Peter Gabriel – White Shadow – Peter Gabriel (1978)

En résulte un recueil délibérément dans l’atmosphère de 1978. Son montage oscille entre essais vaguement New Wave – On The Air et son énorme solo de fuzzbass, le slogan D.I.Y., un des credo de la Nouvelle Vague -, rocks ou ballades mi Bowie mi Boss Perspective, Animal Magic, Home Sweet Home  -, recherches de merveilles inédites – Mother of Violence, White Shadow, Indigo, Exposure aux Frippertronics obsessionnels – et pistes espiègles – A Wonderful Day In A One-Way World ou inabouties – Flotsam And Jetsam -.

Peter Gabriel – Exposure – Peter Gabriel (1978)

Un paradoxe, sur certains thèmes, les plus acoustiques, on détecte encore des réminiscences de Genesis, dans les développements et l’approche vocale, à l’instar de Indigo ou Mother Of Violence, coécrite avec sa femme Jill, signes stylistiques que la mue n’est pas achevée.

Peter Gabriel – Mother Of Violence – Peter Gabriel (1978)

Et bien sûr, il y a la voix et les textes uniques de Peter Gabriel ! A noter, pour les vinyles-maniaques, la première version française du disque offre un encart avec la traduction des paroles, preuve s’il en est encore, de la relation particulière de Gabriel avec ses fans.

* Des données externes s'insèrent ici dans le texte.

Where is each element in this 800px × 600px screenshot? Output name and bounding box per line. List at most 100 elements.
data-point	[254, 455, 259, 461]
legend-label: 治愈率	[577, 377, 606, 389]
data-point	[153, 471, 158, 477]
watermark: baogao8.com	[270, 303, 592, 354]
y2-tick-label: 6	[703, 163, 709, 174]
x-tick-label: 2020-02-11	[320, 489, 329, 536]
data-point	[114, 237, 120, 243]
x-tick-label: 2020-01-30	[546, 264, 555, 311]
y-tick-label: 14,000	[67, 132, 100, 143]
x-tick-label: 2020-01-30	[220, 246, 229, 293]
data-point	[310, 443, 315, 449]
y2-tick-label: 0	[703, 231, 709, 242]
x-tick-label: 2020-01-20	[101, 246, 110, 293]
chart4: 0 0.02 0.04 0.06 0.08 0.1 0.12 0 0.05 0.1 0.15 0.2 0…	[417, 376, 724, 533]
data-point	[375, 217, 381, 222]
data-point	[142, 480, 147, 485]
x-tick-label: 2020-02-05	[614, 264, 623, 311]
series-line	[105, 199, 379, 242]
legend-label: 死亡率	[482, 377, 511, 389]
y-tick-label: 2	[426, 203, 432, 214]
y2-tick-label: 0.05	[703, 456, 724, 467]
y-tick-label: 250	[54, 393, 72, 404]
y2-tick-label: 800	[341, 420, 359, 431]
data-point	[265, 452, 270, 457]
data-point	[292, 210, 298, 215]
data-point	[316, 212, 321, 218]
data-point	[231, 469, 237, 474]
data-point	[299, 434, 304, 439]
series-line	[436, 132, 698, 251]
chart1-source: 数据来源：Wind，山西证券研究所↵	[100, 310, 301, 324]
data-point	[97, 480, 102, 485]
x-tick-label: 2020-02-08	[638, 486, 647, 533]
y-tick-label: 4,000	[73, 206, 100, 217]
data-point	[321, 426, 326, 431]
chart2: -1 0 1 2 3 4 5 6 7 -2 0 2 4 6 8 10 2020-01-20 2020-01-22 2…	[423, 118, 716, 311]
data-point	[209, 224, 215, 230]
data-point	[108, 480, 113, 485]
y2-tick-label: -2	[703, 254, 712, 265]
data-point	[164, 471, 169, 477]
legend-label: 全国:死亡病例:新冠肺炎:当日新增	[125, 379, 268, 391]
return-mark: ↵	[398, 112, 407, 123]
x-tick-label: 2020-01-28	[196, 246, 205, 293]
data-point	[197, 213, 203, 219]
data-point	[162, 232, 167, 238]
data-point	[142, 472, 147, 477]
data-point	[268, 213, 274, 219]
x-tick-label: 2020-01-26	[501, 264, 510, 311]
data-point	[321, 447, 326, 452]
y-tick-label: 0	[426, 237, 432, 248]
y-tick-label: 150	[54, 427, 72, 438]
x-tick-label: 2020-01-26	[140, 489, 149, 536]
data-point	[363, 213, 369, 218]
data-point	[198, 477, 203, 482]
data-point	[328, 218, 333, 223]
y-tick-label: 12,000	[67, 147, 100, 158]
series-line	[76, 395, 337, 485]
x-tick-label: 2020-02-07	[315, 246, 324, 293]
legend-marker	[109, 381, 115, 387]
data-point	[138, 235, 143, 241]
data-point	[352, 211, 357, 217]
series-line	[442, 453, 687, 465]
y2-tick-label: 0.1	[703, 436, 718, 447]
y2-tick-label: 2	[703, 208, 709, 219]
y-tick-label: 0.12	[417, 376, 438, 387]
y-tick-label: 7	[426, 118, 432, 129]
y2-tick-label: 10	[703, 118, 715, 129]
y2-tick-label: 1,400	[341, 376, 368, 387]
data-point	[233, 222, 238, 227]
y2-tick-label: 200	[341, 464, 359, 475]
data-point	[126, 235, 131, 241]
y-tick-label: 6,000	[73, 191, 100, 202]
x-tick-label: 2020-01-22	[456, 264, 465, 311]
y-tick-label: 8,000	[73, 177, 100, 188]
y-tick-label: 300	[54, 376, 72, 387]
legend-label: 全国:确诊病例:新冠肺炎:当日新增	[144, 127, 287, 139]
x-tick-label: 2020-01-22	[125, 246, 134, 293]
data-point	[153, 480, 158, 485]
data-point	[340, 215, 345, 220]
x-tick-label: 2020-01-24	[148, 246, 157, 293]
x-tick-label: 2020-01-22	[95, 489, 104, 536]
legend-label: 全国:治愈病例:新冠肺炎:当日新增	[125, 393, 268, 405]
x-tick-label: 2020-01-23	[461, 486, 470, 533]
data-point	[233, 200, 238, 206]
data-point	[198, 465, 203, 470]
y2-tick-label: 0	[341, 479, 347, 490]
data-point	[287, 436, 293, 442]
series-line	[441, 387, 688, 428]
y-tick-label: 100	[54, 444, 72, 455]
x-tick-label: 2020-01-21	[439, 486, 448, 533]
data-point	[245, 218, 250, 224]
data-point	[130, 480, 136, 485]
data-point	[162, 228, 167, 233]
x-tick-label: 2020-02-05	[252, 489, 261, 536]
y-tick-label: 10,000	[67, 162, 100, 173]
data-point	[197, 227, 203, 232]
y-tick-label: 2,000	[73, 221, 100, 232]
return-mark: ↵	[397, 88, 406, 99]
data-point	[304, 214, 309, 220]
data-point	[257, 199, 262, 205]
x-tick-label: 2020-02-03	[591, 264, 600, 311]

Peter Gabriel – Indigo – Peter Gabriel (1978)

Mozo is here !

En 1978, les esthètes et le public hésiteront cette fois pour les superlatifs, avec ce Numéro 2 sans véritable morceau étendard, hormis D.I.Y. qui marchera pas mal en France. La tournée de promotion enfoncera le clou d’un net rapprochement avec l’après Punk, le groupe arborant des tenues de chantier fluo, et un Peter Gabriel Mozo – citation de On The Air – aux cheveux encore plus courts, retrouvant l’agressivité et les émotions du Rael échappé des quartiers glauques de The Lamb Lies Down On Broadway, titre d’ailleurs qu’il reprendra en rappel.

Peter Gabriel – The Lamb Lies Down On Broadway Live At Rockpalast (1978)

Quant à Robert Fripp, requinqué, il envisagera cet album comme l’une des trois pièces d’un triptyque. Celui-ci comprenant également sa collaboration avec le chanteur américain Daryl Hall – du duo Hall & Oates – et son futur disque solo de 1979, sur lequel figurent une réinterprétation de Exposure plus une magnifique version dénudée, sans les velours du Car Album, de Here Comes The Flood avec la voix déchirante de qui vous savez.

Robert Fripp & Peter Gabriel – Here Comes The Flood – Exposure (1979)

Pour conclure, ce Peter Gabriel II, album de transition méconnu ou dédaigné, avec ses faiblesses mais aussi ses pépites, de même que son interprétation scénique, anticipent une métamorphose encore plus radicale de l’artiste deux ans plus tard, dans son troisième volume. C’est le moindre de ses mérites.